20 Packages

This section is adapted from The Epidemiologist R Handbook125

Packages are shareable collections of R code that can contain functions, data, and/or documentation. Packages increase the functionality of R by providing access to additional functions to suit a variety of needs. While it is entirely possible to do all of your work in R without ever using a package, we do not recommend that approach. There are a wealth of packages available, almost all of which help reduce both the learning curve associated with R and the amount of time spent on any given analytical project.

20.2 Installing a package with pacman (recommended approach)

I highly recommend using the pacman package to install packages instead of using install.packages. You first need to install pacman with install.packages("pacman"), but after that, you should never need to use install.packages. In this course I emphasize p_load() from pacman, which installs the package if necessary and loads it for use in the current R session. This way, you can always keep these commands in your R script without the need to comment out the line after installing the package.
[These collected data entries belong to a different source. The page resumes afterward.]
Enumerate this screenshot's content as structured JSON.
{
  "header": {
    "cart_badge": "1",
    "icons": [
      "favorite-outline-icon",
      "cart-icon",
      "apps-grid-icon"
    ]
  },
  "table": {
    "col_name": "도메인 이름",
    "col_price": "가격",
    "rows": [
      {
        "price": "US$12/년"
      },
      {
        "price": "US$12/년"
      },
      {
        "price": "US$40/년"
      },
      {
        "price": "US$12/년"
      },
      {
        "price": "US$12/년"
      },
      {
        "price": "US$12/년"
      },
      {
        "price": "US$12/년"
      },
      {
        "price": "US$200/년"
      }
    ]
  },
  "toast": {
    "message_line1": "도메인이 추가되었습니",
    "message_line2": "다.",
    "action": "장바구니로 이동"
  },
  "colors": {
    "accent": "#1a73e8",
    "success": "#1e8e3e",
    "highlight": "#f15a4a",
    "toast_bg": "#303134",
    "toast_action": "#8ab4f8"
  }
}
I recommend you begin all your R scripts with the packages that you need as follows. Notice how each package name is on a separate line, which makes it easy to comment out if I don’t need it. Furthermore, each package has a brief comment about it’s utility. Also notice how the package names are not in quotations. This behaviour is different than install.packages which requires the package name to be in quotation marks.

# ------- packages-----------------------------------------------------------

# This script uses the p_load() function from pacman R package, 
# which installs if package is absent, and loads for use if already installed

# Ensures the package "pacman" is installed
if (!requireNamespace("pacman")) install.packages("pacman")

pacman::p_load(
     
     # project and file management
     #############################
     here,     # file paths relative to R project root folder
     rio,      # import/export of many types of data
     openxlsx, # import/export of multi-sheet Excel workbooks 
     
     # package install and management
     ################################
     remotes,  # install from github
     
     # General data management
     #########################
     tidyverse,    # includes many packages for tidy data wrangling and presentation
          #dplyr,      # data management
          #tidyr,      # data management
          #ggplot2,    # data visualization
          #stringr,    # work with strings and characters
          #forcats,    # work with factors 
          #lubridate,  # work with dates
          #purrr       # iteration and working with lists

     # statistics  
     ############
     janitor,      # tables and data cleaning
     gtsummary,    # making descriptive and statistical tables
     broom,        # tidy up results from regressions

     # plots - general
     #################
     #ggplot2,         # included in tidyverse
     cowplot,          # combining plots  
     # patchwork,      # combining plots (alternative)     
     RColorBrewer,     # color scales
     viridis,          # color-blind friendly palettes
     
     # routine reports
     #################
     knitr,
     rmarkdown,        # produce PDFs, Word Documents, Powerpoints, and HTML files

     # tables for presentation
     #########################
     flextable,        # HTML tables
     kableExtra        # more customizable knitr::kable
)

20.3 Loading a package

Once a package is installed on your computer, you do not have to re-install it in order to use the functions in the package. However, every time you open RStudio and want to use the package, you will need to load the package into your RStudio environment. In this way, R will know where to look for the functions. We can accomplish loading the package into our R environment using the p_load function from the pacman package.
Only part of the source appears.